Over the past decade, California has had the highest number of data breaches and the greatest number of records exposed, according to new research from Comparitech.
In the new report, Protected: Which States Have the Most Data Breaches?, researchers analyzed data on the last 10 years’ worth of data breaches and found that California suffered the most data breaches, with New York and Texas following somewhat far behind.
Since 2008, there have been 1,493 data breaches in California, which have exposed approximately 5.6 billion records in total, the report said. New York saw less than half of that, with only 729 total breaches exposing 239 million records.
“Similar to California, New York is home to a huge number of companies with big, valuable databases. The total number of records exposed, however, isn’t as high as for some states with a fraction of the number of breaches,” the report said.
Though the second-largest state, Texas had the third-highest number of data breaches. Its totals trailed those of New York, with only 661 breaches that accounted for 288 million records exposed.
“The majority of records exposed through data breaches in Texas came out of the Epsilon breach in 2011. The email marketing firm leaked 50 million to 250 million email addresses and names. It worked with several big-name US retailers and financial companies like Kroger, Walgreens, Marriott Rewards, Capital One, and Citibank,” the report said.
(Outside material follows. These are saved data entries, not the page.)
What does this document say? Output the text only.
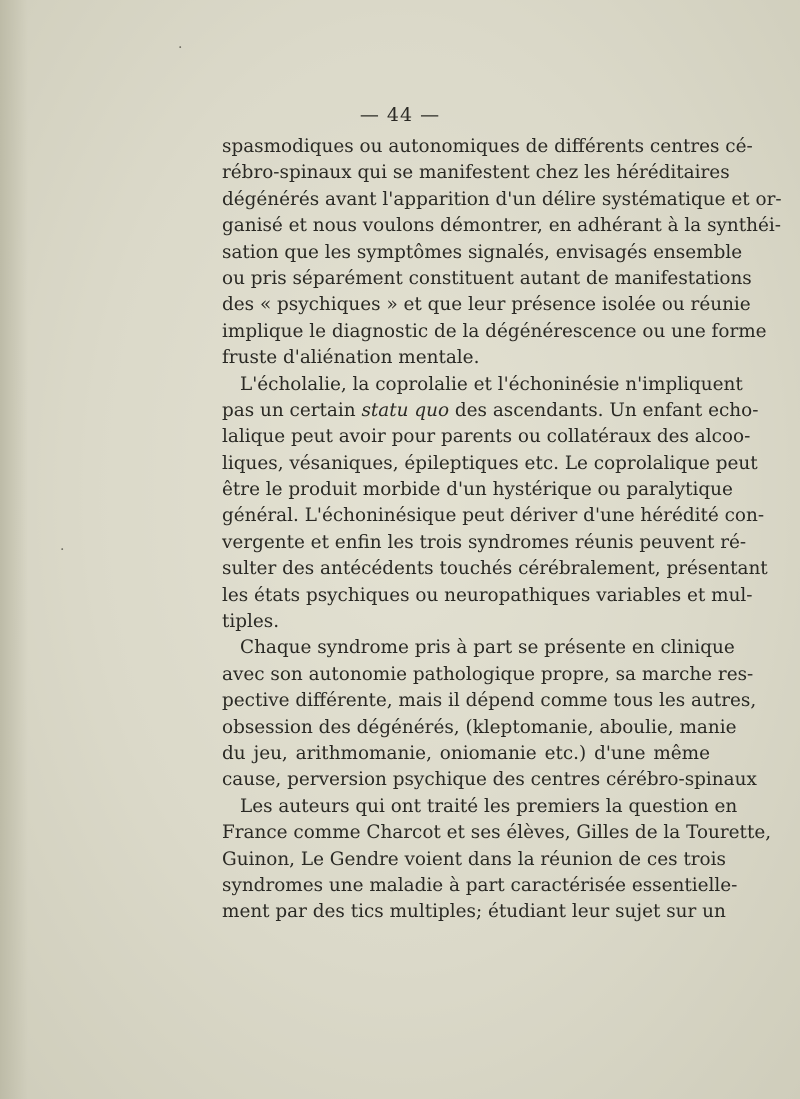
·
·
— 44 —
spasmodiques ou autonomiques de différents centres cé-
rébro-spinaux qui se manifestent chez les héréditaires
dégénérés avant l'apparition d'un délire systématique et or-
ganisé et nous voulons démontrer, en adhérant à la synthéi-
sation que les symptômes signalés, envisagés ensemble
ou pris séparément constituent autant de manifestations
des « psychiques » et que leur présence isolée ou réunie
implique le diagnostic de la dégénérescence ou une forme
fruste d'aliénation mentale.
L'écholalie, la coprolalie et l'échoninésie n'impliquent
pas un certain statu quo des ascendants. Un enfant echo-
lalique peut avoir pour parents ou collatéraux des alcoo-
liques, vésaniques, épileptiques etc. Le coprolalique peut
être le produit morbide d'un hystérique ou paralytique
général. L'échoninésique peut dériver d'une hérédité con-
vergente et enfin les trois syndromes réunis peuvent ré-
sulter des antécédents touchés cérébralement, présentant
les états psychiques ou neuropathiques variables et mul-
tiples.
Chaque syndrome pris à part se présente en clinique
avec son autonomie pathologique propre, sa marche res-
pective différente, mais il dépend comme tous les autres,
obsession des dégénérés, (kleptomanie, aboulie, manie
du jeu, arithmomanie, oniomanie etc.) d'une même
cause, perversion psychique des centres cérébro-spinaux
Les auteurs qui ont traité les premiers la question en
France comme Charcot et ses élèves, Gilles de la Tourette,
Guinon, Le Gendre voient dans la réunion de ces trois
syndromes une maladie à part caractérisée essentielle-
ment par des tics multiples; étudiant leur sujet sur un
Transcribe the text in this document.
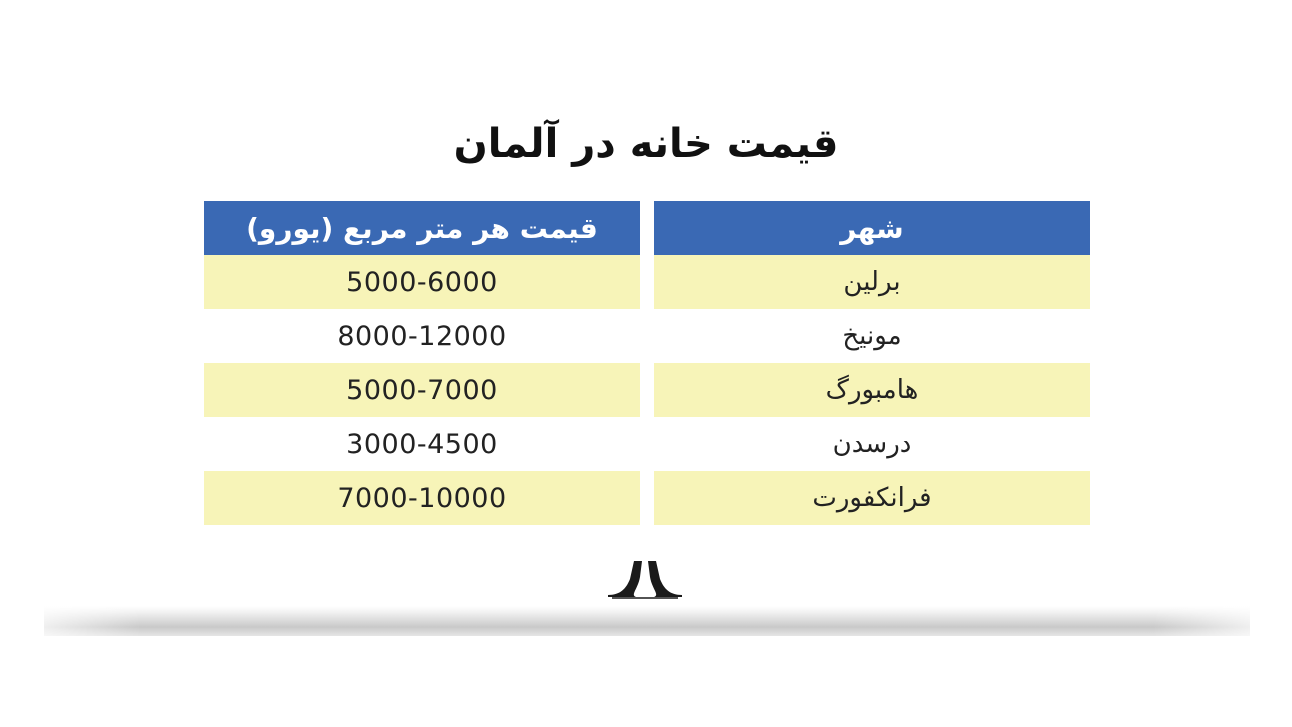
قیمت خانه در آلمان
شهر
قیمت هر متر مربع (یورو)
برلین
5000-6000
مونیخ
8000-12000
هامبورگ
5000-7000
درسدن
3000-4500
فرانکفورت
7000-10000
While the entire US has suffered 9,696 data breaches since 2008, a handful of states – South Dakota, North Dakota, Wyoming, West Virginia and Hawaii – each had under 30 data breaches in total over the entire decade, according to the report. All told, those 9,696 breaches resulted in more than 10.7 billion records being exposed.
Even though Georgia had only 300 data breaches since 2008, “Georgia is home to what is possibly the most infamous data breach in history: Equifax. In May 2017, the Atlanta-based credit bureau announced a data breach involving 145.5 million Americans’ names, Social Security numbers, birth dates, addresses, and more. That doesn’t even include the non-Americans involved. Despite the breach having occurred more than two years ago, the data has yet to surface, leading some to believe it was a nation-state attack.”